Since the Pluto Time campaign was announced in June this year, NASA received more than 339,000 visits to the Pluto Time widget and almost 7,000 image submissions from across the globe.

Thousands of those submissions have now been assembled into three stunning mosaics of Pluto, Charon, and a combined image of the two.

The mosaics include not only dim skies on the Earth, but famous landmarks, selfies, and even family pets.

The Pluto Time idea stemmed from a frequently-asked question of New Horizons scientists: How are you going to take pictures of Pluto, given that it is so far from the sun?
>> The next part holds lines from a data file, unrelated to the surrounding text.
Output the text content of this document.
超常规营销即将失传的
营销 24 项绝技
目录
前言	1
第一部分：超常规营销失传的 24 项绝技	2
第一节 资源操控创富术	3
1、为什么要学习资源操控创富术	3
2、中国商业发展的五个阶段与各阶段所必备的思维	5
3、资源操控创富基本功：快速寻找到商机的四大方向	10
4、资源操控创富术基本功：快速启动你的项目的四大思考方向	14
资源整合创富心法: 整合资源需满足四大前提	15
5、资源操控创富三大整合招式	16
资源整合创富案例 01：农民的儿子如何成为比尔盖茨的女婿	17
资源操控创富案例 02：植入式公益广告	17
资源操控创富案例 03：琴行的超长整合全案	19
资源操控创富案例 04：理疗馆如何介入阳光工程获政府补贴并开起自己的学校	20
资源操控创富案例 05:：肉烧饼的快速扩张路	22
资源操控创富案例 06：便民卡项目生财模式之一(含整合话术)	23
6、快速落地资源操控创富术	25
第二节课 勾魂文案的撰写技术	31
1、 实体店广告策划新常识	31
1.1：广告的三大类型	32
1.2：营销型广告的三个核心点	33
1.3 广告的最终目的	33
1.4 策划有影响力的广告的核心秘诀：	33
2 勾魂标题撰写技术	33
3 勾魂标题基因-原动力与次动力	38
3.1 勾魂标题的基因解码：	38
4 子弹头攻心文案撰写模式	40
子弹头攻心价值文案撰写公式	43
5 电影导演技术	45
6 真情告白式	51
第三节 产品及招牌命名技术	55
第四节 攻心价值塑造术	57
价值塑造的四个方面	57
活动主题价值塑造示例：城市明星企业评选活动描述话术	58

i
“We realised that we could make a web tool that would estimate approximately when the light levels dropped to Pluto levels,” said Alex Parker, research scientist at the Southwest Research Institute (SwRI) in Boulder, Colorado.

“We looked up tables of illumination levels during various stages of twilight -- used to determine when streetlights come on and such -- and determined how low the sun would need to be on a clear day to match Pluto. After that is was a matter of doing the math.”

The Solar System Exploration Public Engagement team at NASA’s Jet Propulsion Laboratory (JPL) in Pasadena, California assembled the mosaics, using approximately 1,500 to 2,100 images for each.

“It’s gratifying to see the global response to Pluto Time, which allowed us to imagine what it’s like on Pluto, some three billion miles away,” said Jim Green, NASA’s director of planetary science.